六日目

 彼女たちは、常にぴったり寄り添っている。

 昨日は服を着せてみたが、脱ぎ捨てたり居心地が悪そうにしたりしているように見え、あまり気に入っていなかった様子から、服を着せることは昨日限りで止めた。ずっと寄り添っているのには何か理由があるのだろう。寒いのだろうか? もしかすると、育成環境が適していない可能性がある。試しに体温を測定してみることにする。

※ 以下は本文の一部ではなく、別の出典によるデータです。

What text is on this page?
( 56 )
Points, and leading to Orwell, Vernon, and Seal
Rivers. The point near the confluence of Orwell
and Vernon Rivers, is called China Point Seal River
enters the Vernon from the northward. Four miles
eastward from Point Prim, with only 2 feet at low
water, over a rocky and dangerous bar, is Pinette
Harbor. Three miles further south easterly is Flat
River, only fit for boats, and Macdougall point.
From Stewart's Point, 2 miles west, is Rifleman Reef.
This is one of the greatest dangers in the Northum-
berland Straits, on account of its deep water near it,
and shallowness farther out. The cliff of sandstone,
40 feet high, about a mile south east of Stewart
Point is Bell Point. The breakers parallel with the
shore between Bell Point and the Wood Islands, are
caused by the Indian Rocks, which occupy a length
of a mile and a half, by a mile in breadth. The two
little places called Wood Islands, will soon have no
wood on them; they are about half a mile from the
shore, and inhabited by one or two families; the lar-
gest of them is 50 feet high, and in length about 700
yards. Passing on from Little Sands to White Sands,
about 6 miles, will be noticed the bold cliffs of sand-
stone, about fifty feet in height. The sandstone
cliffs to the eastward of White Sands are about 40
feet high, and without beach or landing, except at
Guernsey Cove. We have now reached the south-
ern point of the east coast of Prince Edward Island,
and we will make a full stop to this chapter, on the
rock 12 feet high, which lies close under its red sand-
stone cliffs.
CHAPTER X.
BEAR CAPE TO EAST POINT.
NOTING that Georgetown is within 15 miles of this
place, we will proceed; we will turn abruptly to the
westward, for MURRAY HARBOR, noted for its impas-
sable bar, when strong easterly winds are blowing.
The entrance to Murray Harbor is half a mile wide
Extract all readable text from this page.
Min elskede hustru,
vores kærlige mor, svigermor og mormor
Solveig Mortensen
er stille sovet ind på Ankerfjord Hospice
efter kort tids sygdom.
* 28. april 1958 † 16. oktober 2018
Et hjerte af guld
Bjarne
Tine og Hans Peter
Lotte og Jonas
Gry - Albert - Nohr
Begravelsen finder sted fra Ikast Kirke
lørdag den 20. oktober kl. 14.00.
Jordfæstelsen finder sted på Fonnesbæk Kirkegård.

 直腸温を測定できた方がより正確だが、自室にある一般的な体温計を彼女たちに挿入するのは、双方の大きさを考慮し困難であると判断した。他に使えそうなものはないかと探したところ、耳式のものが見つかった。耳式の体温計を用いて測定してみたところ、B-01は三十七度二分、B-02は三十六度八分であった。人間と比べると体温が高い。時間帯でも変動があるかもしれないため、本日は二時間おきに測定していこう。

 測定を開始したのが午前八時。二時間おきに測定を続けた。以下は午後十時までの結果を記す。二体ともほぼ同じような温度変化をしていた。変動としては、朝方は低かったが、日中には上昇し、夕方まで日中とほぼ一定のラインをたどった後、夜には朝と同程度まで下降がみられる。差は一度以内で変動しており、グラフの形は人間の深部体温の変動と似た結果となった。この結果は睡眠とも関係がありそうだ。

 彼女たちが睡眠をとるのは、私が眠るのと同じような時間である。私より遅く就寝し、私より早く起床している。眠っているところを見せないようにしているのだろうか。私のことを警戒している様子は変わらずあるので、これも警戒行動のひとつなのかもしれない。このように述べたが、彼女たちの眠っている姿をまだ肉眼では観察できていない。眠っている間の観察を自分で行うのは難しいので、定点カメラを設置し、記録された映像を確認した。二体は眠っている間もぴったりと寄り添っていた。


 現在は柔らかい床材を敷き詰めた水槽で育成している。環境は室温二十三度、湿度四十パーセント程度で保っている。彼女たちを恒温動物であると仮定しての設定である。おおよその恒温生物は、この程度の温湿度で問題はないはずだ。適温であるはずだが、昼夜問わず二体はくっついて過ごしている。餌を食べるときはもちろん、排せつの際までくっついている。まるで一つの生き物のようだ。詳細な観察を行う際、一体ずつ取り出していくが、二体を引き離すと、それぞれひどく暴れる。彼女たちが常に寄り添っているのには、何か理由がありそうだ。明日は仕切り版を使用して、二体を離して過ごさせてみよう。